From Shanghai, Marketplace China correspondent Rob Schmitz reports.
Rob Schmitz: The European debt crisis. The U.S. debt downgrade. And yet, through it all, China has been one of the economic bright spots in the world. And the real estate market has been a bright spot in the Chinese economy. But not anymore.
At this real estate office on the outskirts of Shanghai, only one agent among seven is on the phone. The rest are browsing the Internet. Real estate agent Liu Bo says it’s been quiet ever since the government limited the number of properties each person can buy to two.
Liu Bo: Our sales are down, and it doesn’t look like they’ll rebound anytime soon.
The runaway growth of the housing market scared Beijing -- so the country imposed new laws to slow speculation. If China reverses that course, Liu’s sales might pick up, but it could create another housing bubble. If the government continues to curb real estate speculation, the resulting slowdown threatens to drag China’s economic growth to below 8 percent. That’s an ominous mark in a land where eight is a lucky number.

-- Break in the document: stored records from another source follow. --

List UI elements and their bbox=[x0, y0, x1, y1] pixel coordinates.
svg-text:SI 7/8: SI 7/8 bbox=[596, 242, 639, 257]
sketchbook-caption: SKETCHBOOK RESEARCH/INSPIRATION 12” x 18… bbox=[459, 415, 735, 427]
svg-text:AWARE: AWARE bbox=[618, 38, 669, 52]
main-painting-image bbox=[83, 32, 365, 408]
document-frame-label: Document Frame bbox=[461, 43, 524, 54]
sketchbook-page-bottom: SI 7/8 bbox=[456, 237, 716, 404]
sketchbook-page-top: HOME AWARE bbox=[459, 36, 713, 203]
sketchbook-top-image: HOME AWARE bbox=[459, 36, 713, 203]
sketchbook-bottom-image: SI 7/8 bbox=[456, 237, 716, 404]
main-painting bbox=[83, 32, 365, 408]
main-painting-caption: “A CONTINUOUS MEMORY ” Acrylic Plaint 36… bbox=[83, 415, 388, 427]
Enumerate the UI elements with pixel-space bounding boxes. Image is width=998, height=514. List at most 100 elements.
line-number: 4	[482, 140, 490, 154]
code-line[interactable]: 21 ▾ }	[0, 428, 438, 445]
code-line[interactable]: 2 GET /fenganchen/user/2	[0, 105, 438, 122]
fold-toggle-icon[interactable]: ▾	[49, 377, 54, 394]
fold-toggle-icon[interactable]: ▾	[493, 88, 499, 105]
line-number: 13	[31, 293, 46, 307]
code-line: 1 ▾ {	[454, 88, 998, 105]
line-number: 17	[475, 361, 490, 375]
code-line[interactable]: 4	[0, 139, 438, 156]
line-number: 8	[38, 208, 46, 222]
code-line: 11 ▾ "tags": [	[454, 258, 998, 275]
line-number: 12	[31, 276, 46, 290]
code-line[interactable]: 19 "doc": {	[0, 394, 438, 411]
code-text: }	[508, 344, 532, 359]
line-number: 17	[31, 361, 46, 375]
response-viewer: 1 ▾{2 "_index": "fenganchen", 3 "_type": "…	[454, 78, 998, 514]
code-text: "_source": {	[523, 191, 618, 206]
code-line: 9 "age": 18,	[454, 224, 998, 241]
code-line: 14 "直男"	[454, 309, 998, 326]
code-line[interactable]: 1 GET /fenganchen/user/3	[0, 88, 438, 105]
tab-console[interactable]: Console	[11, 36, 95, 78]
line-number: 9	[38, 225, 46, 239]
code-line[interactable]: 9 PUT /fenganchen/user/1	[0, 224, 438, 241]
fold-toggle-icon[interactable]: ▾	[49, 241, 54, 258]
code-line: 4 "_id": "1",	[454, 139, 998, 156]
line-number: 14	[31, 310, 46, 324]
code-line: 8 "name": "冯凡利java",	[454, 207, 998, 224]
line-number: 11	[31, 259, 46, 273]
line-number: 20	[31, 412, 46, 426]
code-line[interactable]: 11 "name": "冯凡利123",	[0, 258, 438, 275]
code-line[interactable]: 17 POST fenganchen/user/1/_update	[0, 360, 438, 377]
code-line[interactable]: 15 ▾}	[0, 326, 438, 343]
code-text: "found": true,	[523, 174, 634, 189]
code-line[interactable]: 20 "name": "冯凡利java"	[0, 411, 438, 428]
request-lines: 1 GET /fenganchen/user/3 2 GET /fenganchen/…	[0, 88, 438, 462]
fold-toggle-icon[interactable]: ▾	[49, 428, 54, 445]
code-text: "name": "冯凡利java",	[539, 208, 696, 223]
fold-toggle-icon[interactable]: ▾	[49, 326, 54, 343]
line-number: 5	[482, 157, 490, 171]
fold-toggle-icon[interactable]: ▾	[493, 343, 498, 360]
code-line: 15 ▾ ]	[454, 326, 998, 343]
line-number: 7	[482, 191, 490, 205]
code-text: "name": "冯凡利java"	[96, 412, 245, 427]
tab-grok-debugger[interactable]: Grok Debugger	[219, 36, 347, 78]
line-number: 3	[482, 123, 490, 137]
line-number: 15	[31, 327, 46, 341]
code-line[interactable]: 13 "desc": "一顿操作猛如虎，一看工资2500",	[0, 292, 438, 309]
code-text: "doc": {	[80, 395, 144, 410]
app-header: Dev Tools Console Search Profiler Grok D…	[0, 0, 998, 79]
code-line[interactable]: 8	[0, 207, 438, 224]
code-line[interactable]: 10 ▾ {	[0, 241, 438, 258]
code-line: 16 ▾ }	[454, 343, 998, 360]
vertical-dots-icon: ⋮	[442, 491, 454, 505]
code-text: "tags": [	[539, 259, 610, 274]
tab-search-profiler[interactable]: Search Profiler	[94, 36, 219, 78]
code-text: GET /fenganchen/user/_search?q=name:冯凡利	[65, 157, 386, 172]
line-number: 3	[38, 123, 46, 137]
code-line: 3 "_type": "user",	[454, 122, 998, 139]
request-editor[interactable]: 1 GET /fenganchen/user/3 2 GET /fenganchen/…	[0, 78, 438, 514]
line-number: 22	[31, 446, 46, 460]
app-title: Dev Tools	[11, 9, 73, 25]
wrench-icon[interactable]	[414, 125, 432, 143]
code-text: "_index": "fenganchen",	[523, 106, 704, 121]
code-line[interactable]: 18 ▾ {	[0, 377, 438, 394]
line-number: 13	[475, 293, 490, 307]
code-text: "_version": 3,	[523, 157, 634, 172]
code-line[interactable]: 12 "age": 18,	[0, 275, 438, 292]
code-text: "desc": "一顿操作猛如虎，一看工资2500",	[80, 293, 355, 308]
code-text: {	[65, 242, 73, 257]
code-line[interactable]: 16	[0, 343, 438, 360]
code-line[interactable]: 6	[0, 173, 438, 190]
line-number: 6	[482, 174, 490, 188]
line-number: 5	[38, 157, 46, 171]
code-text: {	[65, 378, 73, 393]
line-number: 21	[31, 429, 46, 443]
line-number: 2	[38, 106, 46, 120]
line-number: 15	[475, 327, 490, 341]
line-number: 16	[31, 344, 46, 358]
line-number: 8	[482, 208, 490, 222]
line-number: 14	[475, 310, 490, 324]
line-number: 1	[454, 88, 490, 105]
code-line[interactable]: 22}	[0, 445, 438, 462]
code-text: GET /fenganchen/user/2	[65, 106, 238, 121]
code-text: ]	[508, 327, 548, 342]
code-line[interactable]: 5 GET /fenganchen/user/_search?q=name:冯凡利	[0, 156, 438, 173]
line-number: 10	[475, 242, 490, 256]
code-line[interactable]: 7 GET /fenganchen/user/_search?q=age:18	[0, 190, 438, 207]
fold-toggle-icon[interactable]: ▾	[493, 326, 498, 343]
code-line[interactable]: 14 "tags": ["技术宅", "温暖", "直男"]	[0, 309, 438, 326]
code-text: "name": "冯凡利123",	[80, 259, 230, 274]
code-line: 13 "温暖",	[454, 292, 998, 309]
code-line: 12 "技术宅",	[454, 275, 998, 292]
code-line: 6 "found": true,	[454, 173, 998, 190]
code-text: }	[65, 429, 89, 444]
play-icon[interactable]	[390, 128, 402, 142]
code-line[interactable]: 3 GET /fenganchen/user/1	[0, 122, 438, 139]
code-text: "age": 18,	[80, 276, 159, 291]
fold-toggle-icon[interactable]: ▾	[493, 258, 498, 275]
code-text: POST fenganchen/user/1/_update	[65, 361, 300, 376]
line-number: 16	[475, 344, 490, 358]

IHS Global Insight economist Alistair Thornton says China’s government considers GDP growth under 8 percent as dangerous.
Alistair Thornton: There’s been a feeling that 8 percent has been necessary each year to ensure that employment and social stability holds up. The generalized fear is that should growth dip below that magic number, things start to unravel.
Thornton says China’s property market slowdown could shave two percentage points off of China’s GDP growth this year. If that happens, China’s economy would be expanding by 6 or 7 percent -- enviable by Western standards. But in China, that’s what’s known as a hard landing.
In Shanghai, I’m Rob Schmitz for Marketplace.